Autre paire. Ces deux vins ont été rapportés de 2 domaines que j’ai visités cette année. Qui n’aime pas ce superbe nez exubérant de fruits exotiques et d’une sensualité impressionnante pour le premier. Bouche dotéeblancs2 d’une grande acidité qui en dit long sur ses origines ou tout du moins sur les cépages qui le compose, pure, droite. Les saveurs sont décuplées et ultra précises.  J’A-DORE toujours autant cet Irouleguy blanc 2006 du domaine Arretxea. Face à lui, il fallait servir un vin qui tenait la route. Fruit blanc et mur, le nez est minéral d’une noblesse sans égal. Bouche ronde et vive à la fois, harmonieuse, où les saveurs sont longues sur les mêmes arômes que le nez. Un vin plein, dont la bouteille s’est retrouvée vidée (trop) rapidement, les invités ayant choisi de se resservir rapidement pour confirmer leur ressenti (tout comme l’Irouleguy). C’est un Sancerre 2007 "Monts Damnés" de Gérard Boulay, magistral !
Ce match a tenu toutes ces promesses et difficile de dire qui l’a emporté. Personnellement, une très légère préférence pour Arretxea, mais d’une courte tête. Le tout était accompagné de gambas au gingembre et citron vert. Je dois dire que l’accord était pas mal du tout.

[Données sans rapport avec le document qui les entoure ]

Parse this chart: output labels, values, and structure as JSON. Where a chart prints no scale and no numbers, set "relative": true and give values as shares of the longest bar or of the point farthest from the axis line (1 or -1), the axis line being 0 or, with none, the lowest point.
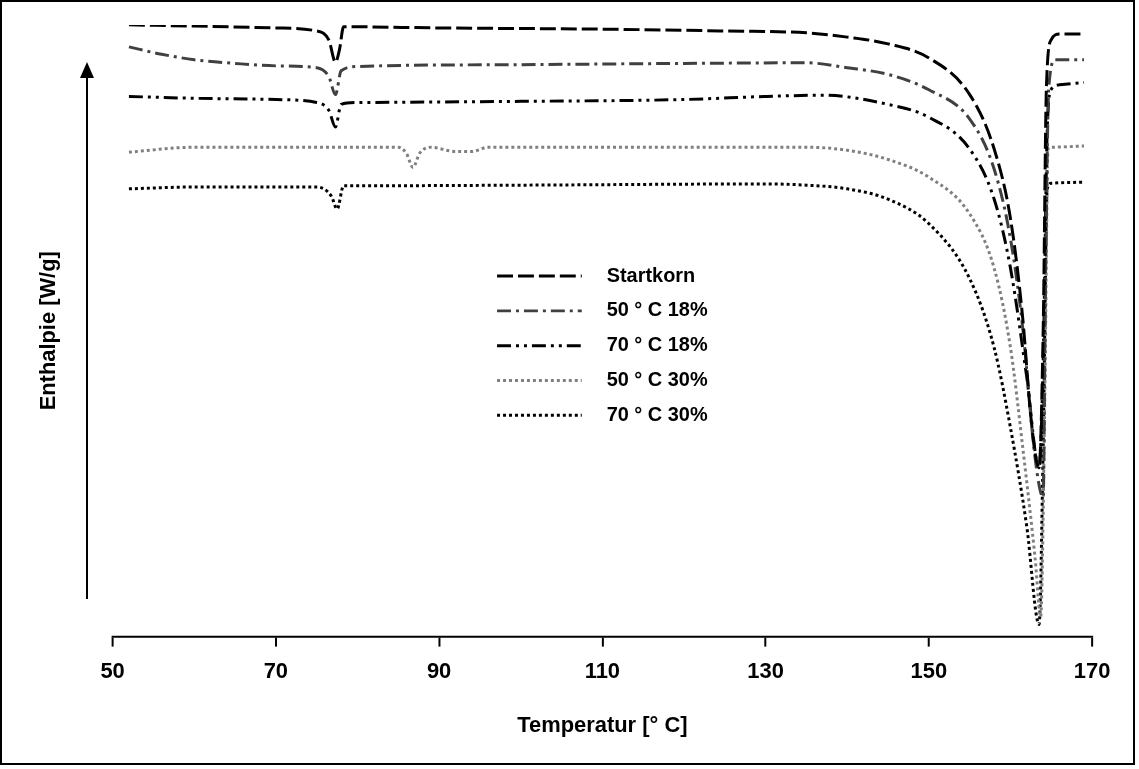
{
  "chart_data": {
    "type": "line",
    "relative": true,
    "xlabel": "Temperatur [° C]",
    "ylabel": "Enthalpie [W/g]",
    "xlim": [
      50,
      170
    ],
    "xticks": [
      50,
      70,
      90,
      110,
      130,
      150,
      170
    ],
    "tick_labels": "x",
    "grid": false,
    "legend": "center",
    "series": [
      {
        "name": "Startkorn",
        "color": "#000000",
        "line_style": "dashed",
        "x": [
          52,
          60,
          70,
          75,
          76.5,
          77.3,
          77.8,
          78.3,
          90,
          110,
          125,
          135,
          140,
          145,
          150,
          155,
          158,
          160,
          161.5,
          162.5,
          163.5,
          164,
          164.4,
          165,
          166,
          169
        ],
        "values": [
          1.0,
          0.998,
          0.995,
          0.99,
          0.975,
          0.939,
          0.96,
          0.997,
          0.995,
          0.993,
          0.99,
          0.987,
          0.98,
          0.969,
          0.946,
          0.886,
          0.797,
          0.683,
          0.52,
          0.358,
          0.276,
          0.5,
          0.9,
          0.976,
          0.985,
          0.985
        ]
      },
      {
        "name": "50 ° C 18%",
        "color": "#404040",
        "line_style": "dashdot",
        "x": [
          52,
          56,
          60,
          65,
          70,
          75,
          76.5,
          77.3,
          78,
          80,
          100,
          120,
          135,
          140,
          145,
          150,
          155,
          158,
          160,
          161.5,
          163,
          164,
          164.3,
          164.7,
          165.5,
          169
        ],
        "values": [
          0.964,
          0.952,
          0.943,
          0.937,
          0.933,
          0.93,
          0.915,
          0.886,
          0.925,
          0.932,
          0.935,
          0.937,
          0.938,
          0.93,
          0.919,
          0.894,
          0.846,
          0.764,
          0.65,
          0.504,
          0.293,
          0.228,
          0.6,
          0.9,
          0.943,
          0.943
        ]
      },
      {
        "name": "70 ° C 18%",
        "color": "#000000",
        "line_style": "dashdotdot",
        "x": [
          52,
          60,
          70,
          75,
          76.5,
          77.3,
          78,
          80,
          100,
          120,
          130,
          137,
          145,
          150,
          155,
          158,
          160,
          162,
          163.5,
          164,
          164.5,
          165,
          166,
          169
        ],
        "values": [
          0.883,
          0.88,
          0.878,
          0.873,
          0.86,
          0.833,
          0.87,
          0.873,
          0.875,
          0.878,
          0.883,
          0.885,
          0.87,
          0.849,
          0.797,
          0.715,
          0.602,
          0.423,
          0.276,
          0.45,
          0.829,
          0.895,
          0.902,
          0.906
        ]
      },
      {
        "name": "50 ° C 30%",
        "color": "#808080",
        "line_style": "dotted",
        "x": [
          52,
          60,
          70,
          85,
          86,
          86.8,
          87.6,
          89,
          92,
          94,
          96,
          110,
          135,
          140,
          145,
          150,
          155,
          158,
          160,
          161.5,
          163,
          163.7,
          164.2,
          164.6,
          165,
          169
        ],
        "values": [
          0.792,
          0.8,
          0.8,
          0.8,
          0.79,
          0.767,
          0.79,
          0.8,
          0.793,
          0.793,
          0.8,
          0.8,
          0.8,
          0.795,
          0.78,
          0.751,
          0.691,
          0.602,
          0.472,
          0.309,
          0.13,
          0.033,
          0.39,
          0.797,
          0.8,
          0.802
        ]
      },
      {
        "name": "70 ° C 30%",
        "color": "#000000",
        "line_style": "dotted",
        "x": [
          52,
          60,
          75,
          76.8,
          77.5,
          78.3,
          80,
          100,
          130,
          135,
          140,
          145,
          150,
          155,
          158,
          160,
          162,
          163.5,
          164,
          164.5,
          165,
          169
        ],
        "values": [
          0.732,
          0.735,
          0.735,
          0.72,
          0.699,
          0.737,
          0.737,
          0.738,
          0.74,
          0.738,
          0.732,
          0.715,
          0.675,
          0.585,
          0.472,
          0.341,
          0.179,
          0.02,
          0.309,
          0.732,
          0.741,
          0.743
        ]
      }
    ]
  }
}
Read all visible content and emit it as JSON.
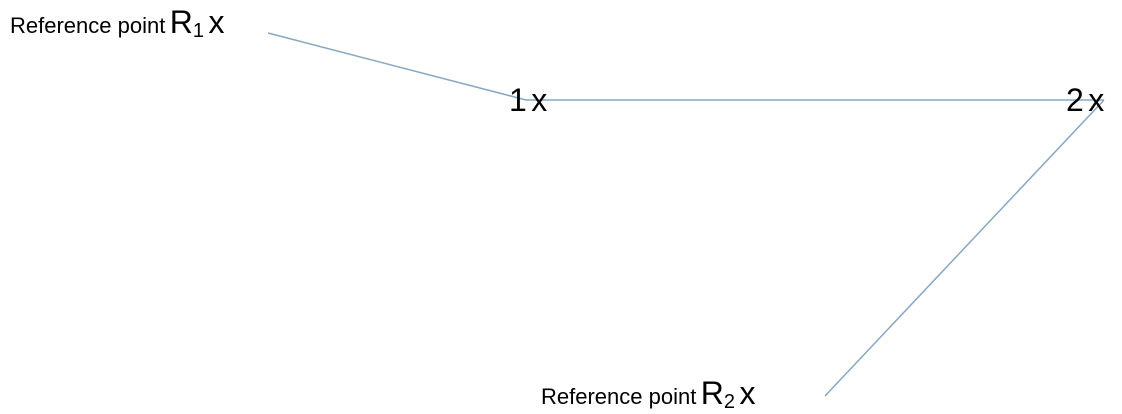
{
  "diagram": {
    "line_color": "#87a7c4",
    "points": {
      "r1": {
        "prefix": "Reference point",
        "letter": "R",
        "subscript": "1",
        "mark": "x"
      },
      "p1": {
        "number": "1",
        "mark": "x"
      },
      "p2": {
        "number": "2",
        "mark": "x"
      },
      "r2": {
        "prefix": "Reference point",
        "letter": "R",
        "subscript": "2",
        "mark": "x"
      }
    }
  }
}
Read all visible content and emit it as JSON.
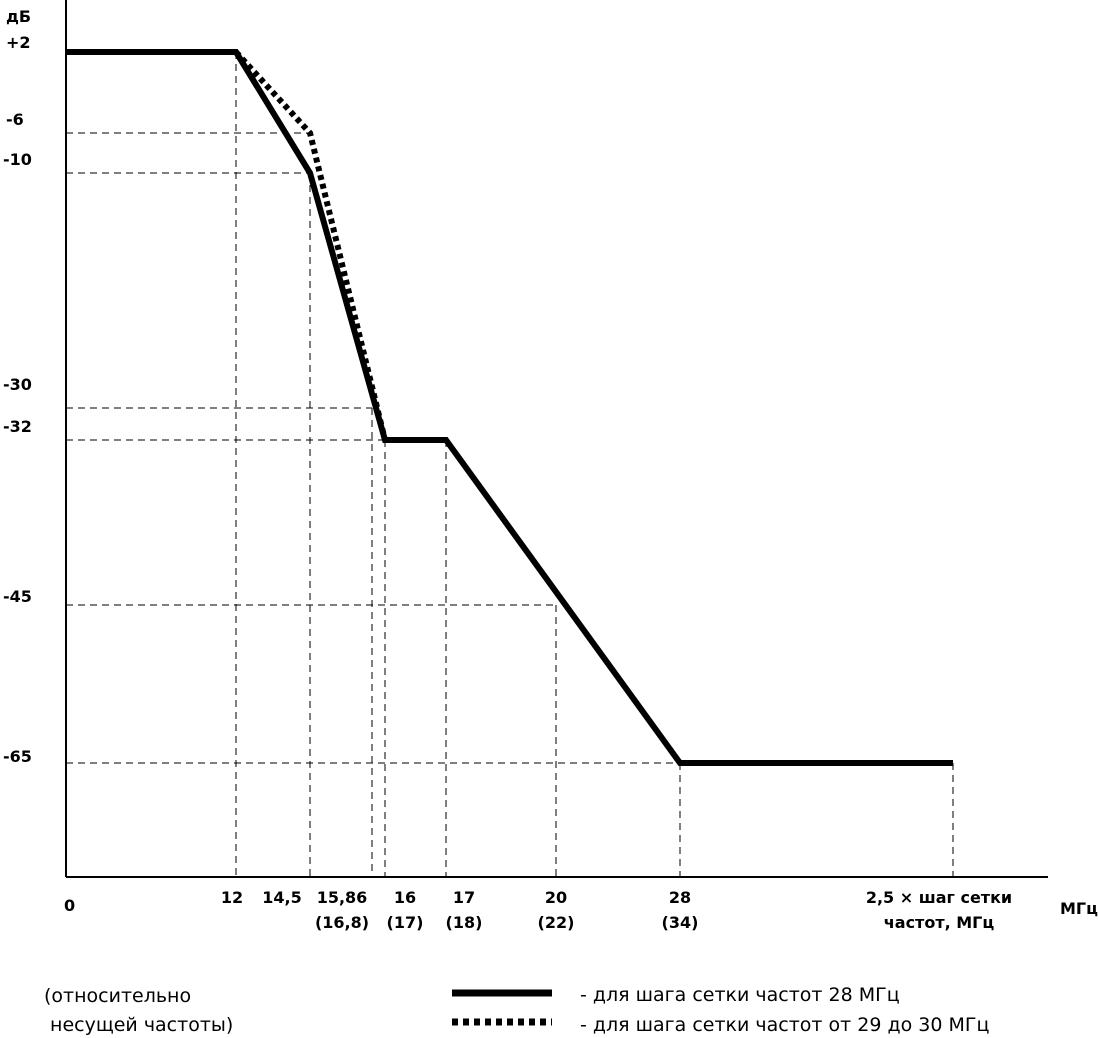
{
  "chart_data": {
    "type": "line",
    "title": "",
    "ylabel": "дБ",
    "ylabel_note": [
      "(относительно",
      " несущей частоты)"
    ],
    "xlabel": "МГц",
    "x_ticks": [
      {
        "value": 0,
        "label": "0",
        "alt": ""
      },
      {
        "value": 12,
        "label": "12",
        "alt": ""
      },
      {
        "value": 14.5,
        "label": "14,5",
        "alt": ""
      },
      {
        "value": 15.86,
        "label": "15,86",
        "alt": "(16,8)"
      },
      {
        "value": 16,
        "label": "16",
        "alt": "(17)"
      },
      {
        "value": 17,
        "label": "17",
        "alt": "(18)"
      },
      {
        "value": 20,
        "label": "20",
        "alt": "(22)"
      },
      {
        "value": 28,
        "label": "28",
        "alt": "(34)"
      },
      {
        "value": 35,
        "label": "2,5 × шаг сетки",
        "alt": "частот, МГц"
      }
    ],
    "y_ticks": [
      {
        "value": 2,
        "label": "+2"
      },
      {
        "value": -6,
        "label": "-6"
      },
      {
        "value": -10,
        "label": "-10"
      },
      {
        "value": -30,
        "label": "-30"
      },
      {
        "value": -32,
        "label": "-32"
      },
      {
        "value": -45,
        "label": "-45"
      },
      {
        "value": -65,
        "label": "-65"
      }
    ],
    "series": [
      {
        "name": "- для шага сетки частот 28 МГц",
        "style": "solid",
        "x": [
          0,
          12,
          14.5,
          16,
          17,
          28,
          35
        ],
        "y": [
          2,
          2,
          -10,
          -32,
          -32,
          -65,
          -65
        ]
      },
      {
        "name": "- для шага сетки частот от 29 до 30 МГц",
        "style": "dotted",
        "x": [
          12,
          14.5,
          16
        ],
        "y": [
          2,
          -6,
          -32
        ]
      }
    ],
    "legend_position": "bottom-right",
    "grid": false,
    "color": "#000000"
  }
}
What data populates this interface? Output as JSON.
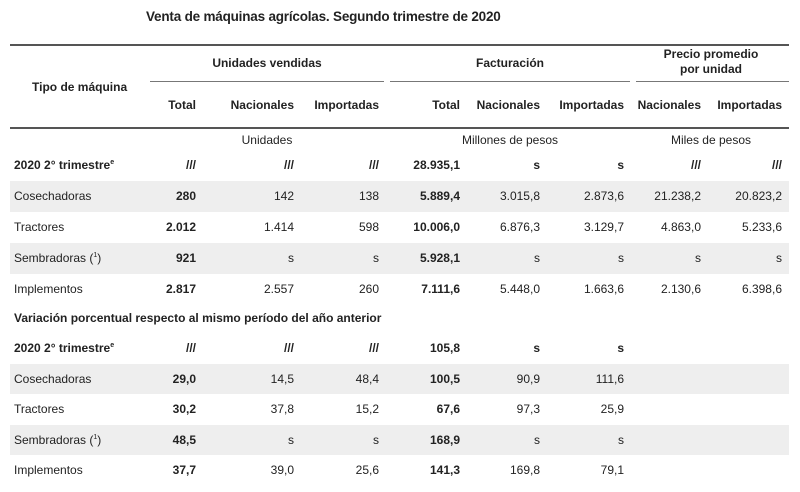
{
  "title": "Venta de máquinas agrícolas. Segundo trimestre de 2020",
  "header": {
    "tipo": "Tipo de máquina",
    "groups": {
      "unidades": "Unidades vendidas",
      "facturacion": "Facturación",
      "precio_line1": "Precio promedio",
      "precio_line2": "por unidad"
    },
    "cols": [
      "Total",
      "Nacionales",
      "Importadas",
      "Total",
      "Nacionales",
      "Importadas",
      "Nacionales",
      "Importadas"
    ],
    "units": {
      "unidades": "Unidades",
      "facturacion": "Millones de pesos",
      "precio": "Miles de pesos"
    }
  },
  "section1": {
    "rows": [
      {
        "label": "2020 2° trimestre",
        "sup": "e",
        "bold": true,
        "values": [
          "///",
          "///",
          "///",
          "28.935,1",
          "s",
          "s",
          "///",
          "///"
        ]
      },
      {
        "label": "Cosechadoras",
        "sup": "",
        "values": [
          "280",
          "142",
          "138",
          "5.889,4",
          "3.015,8",
          "2.873,6",
          "21.238,2",
          "20.823,2"
        ]
      },
      {
        "label": "Tractores",
        "sup": "",
        "values": [
          "2.012",
          "1.414",
          "598",
          "10.006,0",
          "6.876,3",
          "3.129,7",
          "4.863,0",
          "5.233,6"
        ]
      },
      {
        "label": "Sembradoras (",
        "sup": "1",
        "tail": ")",
        "values": [
          "921",
          "s",
          "s",
          "5.928,1",
          "s",
          "s",
          "s",
          "s"
        ]
      },
      {
        "label": "Implementos",
        "sup": "",
        "values": [
          "2.817",
          "2.557",
          "260",
          "7.111,6",
          "5.448,0",
          "1.663,6",
          "2.130,6",
          "6.398,6"
        ]
      }
    ]
  },
  "section2": {
    "title": "Variación porcentual respecto al mismo período del año anterior",
    "rows": [
      {
        "label": "2020 2° trimestre",
        "sup": "e",
        "bold": true,
        "values": [
          "///",
          "///",
          "///",
          "105,8",
          "s",
          "s"
        ]
      },
      {
        "label": "Cosechadoras",
        "sup": "",
        "values": [
          "29,0",
          "14,5",
          "48,4",
          "100,5",
          "90,9",
          "111,6"
        ]
      },
      {
        "label": "Tractores",
        "sup": "",
        "values": [
          "30,2",
          "37,8",
          "15,2",
          "67,6",
          "97,3",
          "25,9"
        ]
      },
      {
        "label": "Sembradoras (",
        "sup": "1",
        "tail": ")",
        "values": [
          "48,5",
          "s",
          "s",
          "168,9",
          "s",
          "s"
        ]
      },
      {
        "label": "Implementos",
        "sup": "",
        "values": [
          "37,7",
          "39,0",
          "25,6",
          "141,3",
          "169,8",
          "79,1"
        ]
      }
    ]
  }
}
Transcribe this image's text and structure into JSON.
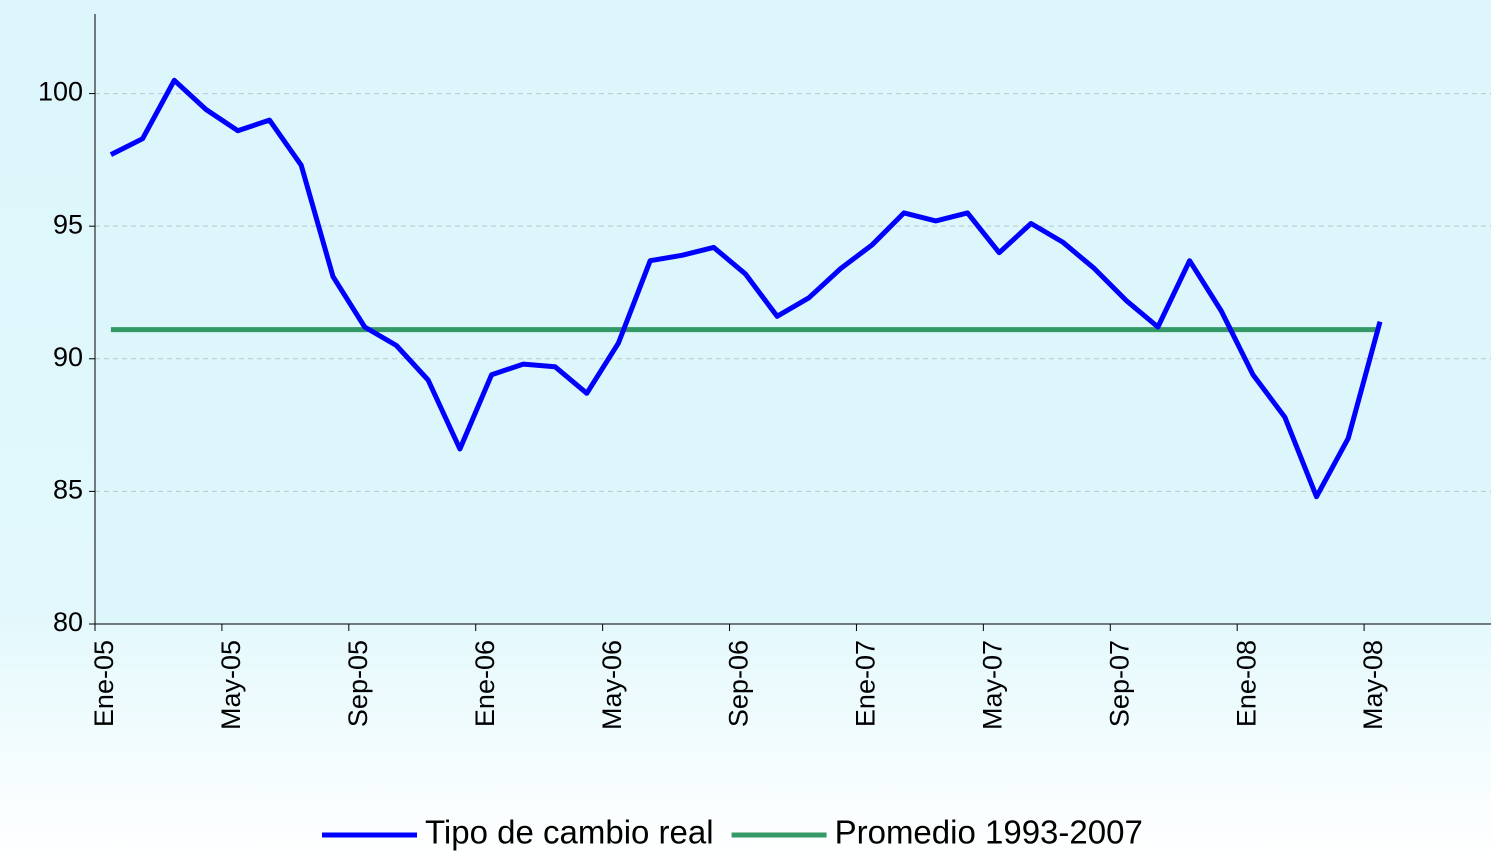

Dernière opposition. Là aussi 2 domaines dont j’ai eu la chance de découvrir les vins sur place.
Le premier semble avoir digéré son élevage, mais en garde tout de même quelques traces, pas dérangeantes (bois de hêtre fendu). Les quelques arômes de muscat qui en faisait tant son originalité ont elles aussi presque disparues pour laisser place aux notes beurrées et de cacahuètes. C’est dans un style puissant tout en gardant de la blancs3fraîcheur. Il semble avoir atteint son plateau de maturité et pour quelques années encore. Le dernier blanc est dans un tout autre style, quoique présentant lui aussi des notes de roses et muscatées. C’est élégant et ouvert à la fois, très floral. La palette de dégustateurs présent autour de la table ont identifié l’Alsace comme région d’origine, mais ont déballé tous les cépages avant d’annoncer le Muscat Fronholz. S’en est bien un, millésime 2007 du domaine Ostertag. Ce Muscat totalement sec me plaît pour son originalité, sans tomber dans une lourdeur que parfois les Muscats peuvent proposer. Le premier était un Côte de Beaune Blanc 2006 « le Clos de Topes Bizot » du domaine Chantal Lescure (c’était ma dernière, snif…)

Les vins qui semblent  avoir réuni le plus de suffrage sont dans l’ordre, l’Irouleguy blanc « Hégoxuri » de Arretxea et le Sancerre les Monts Damnés 2007 de Gérard Boulay

Notre deuxième thème du jour avait pour but de comparer entre eux des vins rouges issus de la syrah, sans autres cépages en complément. Bien évidemment pour faire le tour de la question, plusieurs origines étaient proposées, car il ne s’agissait pas de tomber dans la facilité des vins du Rhône.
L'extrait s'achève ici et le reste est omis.